Labour leaders in Alberta held on an online vigil Tuesday to mark the National Day of Mourning in Canada, to grieve workers who have lost their lives while on the job and call for action to prevent further deaths.
Last year, 165 workers in Alberta died in the workplace.
Alex Shevalier, president of the Calgary and District Labour Council, took the time to read out the names of all those who died in 2019, but also ensured another recent death was front of mind.
Earlier this month, a woman in her 60s of Vietnamese background contracted COVID-19 through her work at the Cargill meat-packing plant near High River. Her husband was hospitalized with the illness.
That plant is now home to the largest outbreak linked to a single site in Canada, with 1,167 cases — 759 of whom are workers.
“What we do now is what matters. We cannot bring that sister back but we have to fight for the living. We need a public inquiry and we need a criminal investigation and we need them now,” he said during Tuesday’s livestream.
No preventative inspection of Cargill was done after the COVID-19 pandemic was declared, and a live video inspection by Alberta Occupational Health and Safety after dozens at the plant were already sick deemed the worksite safe to remain open.
Days later, the outbreak had grown to hundreds and the plant was shut down after the woman’s death.
Some employees at the facility have accused the company of ignoring physical distancing protocols and trying to lure them back to work from self-isolation.
Despite 249 cases, Brooks plant remains open
Another 249 employees have tested positive at a second meat-packing plant, JBS in Brooks. There are 568 cases in Brooks, though not all are linked to the plant which remains open.
The two plants have more than 4,500 workers and supply more than two-thirds of Canada’s beef.
During the livestream, labour leaders called for the JBS plant’s closure. An online petition asking for the same has gained thousands of signatures.
“This day of morning is perhaps unlike any other in recent history as there are hundreds of thousands of workers … who are going to work in the face of the most serious public health crisis in the history of our province,” said NDP Leader Rachel Notley.
“We cannot expect them to keep us safe if we cannot keep them safe.”
Notley said every day the provincial government and the company chose to keep the JBS plant open, “they are choosing to put profits over people.”
Alberta Federation of Labour President Gil McGowan said while he is mourning the losses of workers, he has also channeling that grief into anger.

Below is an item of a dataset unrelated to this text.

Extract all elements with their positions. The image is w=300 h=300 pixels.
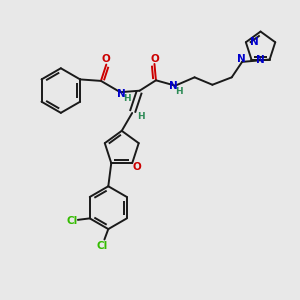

“If we don’t get a handle on the problem in the workplace … it could imperil the province’s success as a whole, and push back the timeline for reopening the economy safely,” he said.
Alberta chief medical officer of health Dr. Deena Hinshaw said Tuesday that outbreak measures are being put in place, including at any meat-processing facility where at least one case of COVID-19 has been identified.
Hinshaw said it’s up to businesses to comply with health orders if they are deemed essential and are remaining open.